In the evening of the First day on the Somme, 1 July 1916, the British Commander-in-Chief General Sir Douglas Haig relieved Rawlinson's Fourth Army of responsibility for the northern sector, placing the VIII and X Corps under Gough from 7:00 a.m. on 2 July. Gough immediately left to visit the two corps to assess the situation. X Corps and VIII Corps to the north were to capture the German front position and the intermediate line from Mouquet Farm to Serre. Gough was sent to take over command of X Corps and VIII Corps and the 25th Division (Major-General E. G. T. Bainbridge) was transferred from reserve to X Corps. Gough had intended to attack Thiepval with the 49th and 32nd divisions and the 48th Division of VIII Corps; eventually changes of plan reduced the attack to two brigades of the 32nd Division.

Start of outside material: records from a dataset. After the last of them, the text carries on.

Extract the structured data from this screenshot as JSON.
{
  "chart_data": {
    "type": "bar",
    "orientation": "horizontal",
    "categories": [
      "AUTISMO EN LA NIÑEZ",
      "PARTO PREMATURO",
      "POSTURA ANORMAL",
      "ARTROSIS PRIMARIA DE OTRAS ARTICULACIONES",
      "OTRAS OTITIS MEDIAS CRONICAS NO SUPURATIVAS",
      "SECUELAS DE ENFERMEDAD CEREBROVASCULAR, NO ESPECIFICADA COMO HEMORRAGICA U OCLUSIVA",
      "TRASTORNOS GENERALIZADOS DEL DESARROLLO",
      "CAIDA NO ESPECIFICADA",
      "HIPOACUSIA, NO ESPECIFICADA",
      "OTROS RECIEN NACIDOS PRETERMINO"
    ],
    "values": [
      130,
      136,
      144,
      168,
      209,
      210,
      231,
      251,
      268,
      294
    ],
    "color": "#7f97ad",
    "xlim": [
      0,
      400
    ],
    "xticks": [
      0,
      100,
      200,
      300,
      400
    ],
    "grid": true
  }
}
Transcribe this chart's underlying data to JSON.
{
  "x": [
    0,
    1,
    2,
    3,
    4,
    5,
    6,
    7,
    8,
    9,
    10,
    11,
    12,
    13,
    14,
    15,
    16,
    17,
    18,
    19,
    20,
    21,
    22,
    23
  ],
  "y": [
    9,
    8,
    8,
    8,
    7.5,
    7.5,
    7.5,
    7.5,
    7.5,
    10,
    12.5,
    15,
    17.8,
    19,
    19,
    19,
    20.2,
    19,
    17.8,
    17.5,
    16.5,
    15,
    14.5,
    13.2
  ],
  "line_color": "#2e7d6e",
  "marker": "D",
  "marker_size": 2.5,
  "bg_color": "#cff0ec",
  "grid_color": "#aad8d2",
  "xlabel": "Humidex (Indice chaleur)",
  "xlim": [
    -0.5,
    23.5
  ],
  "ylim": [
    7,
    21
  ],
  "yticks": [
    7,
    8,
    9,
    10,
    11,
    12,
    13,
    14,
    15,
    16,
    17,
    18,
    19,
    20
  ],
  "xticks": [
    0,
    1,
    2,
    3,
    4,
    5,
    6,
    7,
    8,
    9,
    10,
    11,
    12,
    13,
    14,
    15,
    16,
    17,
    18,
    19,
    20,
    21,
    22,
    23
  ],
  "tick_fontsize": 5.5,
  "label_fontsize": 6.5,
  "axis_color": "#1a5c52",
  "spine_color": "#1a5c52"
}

Just before the attack by X Corps and III Corps began on 3 July, Gough revealed that X Corps could not attack before 6:00 a.m. and at noon, VIII Corps and X Corps were detached from the Fourth Army to Gough and the Reserve Army. Later II Corps, I Anzac Corps and the Canadian Corps were added to the Reserve Army. For the next few months the Reserve Army fought the Battle of Pozières (23 July – 3 September) and the Battle of Mouquet Farm (16–26 September). The Battle of Thiepval Ridge (26–28 September took place as part of the sequential offensives of the French Sixth, the Fourth and then the Reserve Army during September. For much of October, the Reserve Army conducted the Battle of the Ancre Heights and on 30 October, the army was renamed the Fifth Army.